Tengo hambre, necesito comer algo. ¿Qué habrá a mi alrededor? Tengo que avanzar, moverme en alguna dirección. Ahora que soy cuatro a la vez presto atención a mi alrededor y noto que el viento sopla hacia la derecha, me dejo arrastra, me dejo mecer. Me mueve, me estoy moviendo. Noto como la pequeña hierba reseca que hay bajo de mí se consume en un suspiro y queda hecha prácticamente briznas bajo mi núcleo ardiente.
He llegado a un madero, es algo seco pero creo que está rico. He decidido volver a dividirme, me veo con fuerzas suficientes para hacerlo. Duplico mi núcleo y ahora soy el doble de numeroso y prácticamente el triple de alto. Me he comido el madero, estaba rico. Ahora quiero algo más vivo, algo que esté conectado a la tierra.
He podido hacer un cerco, mi llama es tan potente, tan roja, tan caliente que lo estoy arrasando todo a mi paso. Encuentro un pequeño Olivo que aún no ha crecido. Es mi nueva víctima. Me encanta notar como mis lenguas de fuego se comen sus verdes hojas y las dejan hechas nada.
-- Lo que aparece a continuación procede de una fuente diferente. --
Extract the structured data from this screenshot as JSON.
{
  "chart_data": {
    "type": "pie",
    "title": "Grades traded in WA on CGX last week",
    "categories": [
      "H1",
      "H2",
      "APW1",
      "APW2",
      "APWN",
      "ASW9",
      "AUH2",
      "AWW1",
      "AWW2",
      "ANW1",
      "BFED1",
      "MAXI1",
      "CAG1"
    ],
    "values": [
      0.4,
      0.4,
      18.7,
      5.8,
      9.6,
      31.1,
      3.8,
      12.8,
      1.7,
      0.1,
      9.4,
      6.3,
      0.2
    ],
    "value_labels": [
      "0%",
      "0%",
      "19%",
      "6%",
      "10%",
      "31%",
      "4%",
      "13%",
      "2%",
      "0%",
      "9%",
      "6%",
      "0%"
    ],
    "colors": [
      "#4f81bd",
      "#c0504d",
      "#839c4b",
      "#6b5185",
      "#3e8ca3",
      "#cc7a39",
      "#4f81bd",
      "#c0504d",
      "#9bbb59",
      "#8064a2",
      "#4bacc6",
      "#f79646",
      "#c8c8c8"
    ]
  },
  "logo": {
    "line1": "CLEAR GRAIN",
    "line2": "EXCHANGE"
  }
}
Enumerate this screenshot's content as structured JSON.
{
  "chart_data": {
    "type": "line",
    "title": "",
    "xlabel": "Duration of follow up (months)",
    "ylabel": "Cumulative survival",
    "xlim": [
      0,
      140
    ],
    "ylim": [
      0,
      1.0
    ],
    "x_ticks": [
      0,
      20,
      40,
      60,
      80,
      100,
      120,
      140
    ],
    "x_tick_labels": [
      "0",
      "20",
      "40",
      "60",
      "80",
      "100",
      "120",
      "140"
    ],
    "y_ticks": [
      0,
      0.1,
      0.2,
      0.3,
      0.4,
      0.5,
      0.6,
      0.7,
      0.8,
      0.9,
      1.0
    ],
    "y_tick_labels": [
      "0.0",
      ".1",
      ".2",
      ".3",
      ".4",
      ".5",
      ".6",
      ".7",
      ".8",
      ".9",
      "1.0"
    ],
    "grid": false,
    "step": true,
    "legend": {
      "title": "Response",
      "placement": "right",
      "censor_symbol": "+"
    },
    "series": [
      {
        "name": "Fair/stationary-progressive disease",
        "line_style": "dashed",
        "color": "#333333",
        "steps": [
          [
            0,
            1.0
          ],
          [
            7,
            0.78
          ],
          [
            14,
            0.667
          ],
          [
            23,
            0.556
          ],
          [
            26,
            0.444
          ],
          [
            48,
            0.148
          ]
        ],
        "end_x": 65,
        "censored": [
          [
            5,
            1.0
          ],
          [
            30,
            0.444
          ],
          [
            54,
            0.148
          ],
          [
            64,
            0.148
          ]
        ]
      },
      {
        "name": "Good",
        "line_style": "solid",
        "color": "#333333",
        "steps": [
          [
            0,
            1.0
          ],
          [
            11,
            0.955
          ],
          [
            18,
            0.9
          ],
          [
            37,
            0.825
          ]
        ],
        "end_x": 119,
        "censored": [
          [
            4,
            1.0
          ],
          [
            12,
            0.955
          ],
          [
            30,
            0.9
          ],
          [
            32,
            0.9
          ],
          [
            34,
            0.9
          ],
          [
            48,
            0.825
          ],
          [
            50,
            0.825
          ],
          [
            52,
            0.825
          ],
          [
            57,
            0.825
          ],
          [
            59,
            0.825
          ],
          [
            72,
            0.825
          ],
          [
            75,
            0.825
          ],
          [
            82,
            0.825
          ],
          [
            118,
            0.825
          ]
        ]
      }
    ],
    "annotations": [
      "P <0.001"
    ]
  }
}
He perdido la cuenta de cuántas veces he dividido mi núcleo. Creo que puedo llegar a medir más de 20 metros, me acabo de comer una ardilla. Ha gritado, ha pataleado y yo la he quemado. Sus pequeños pelos han tardado milésimas de segundo en quemarse, su carne se ha tostado y ha comenzado a sangrar. Es algo que la gente desconoce del todo. Pero el fuego va devorando capa a capa. Hasta calcinar los huesos.
Me siento increíblemente poderoso y creo que no tengo control sobre mí mismo. Mido metros de alto y kilómetros de largo, a lo lejos veo una pequeña casa de campo. Creo que me dirigiré hacia allí, quiero ver eso a lo que llaman humano.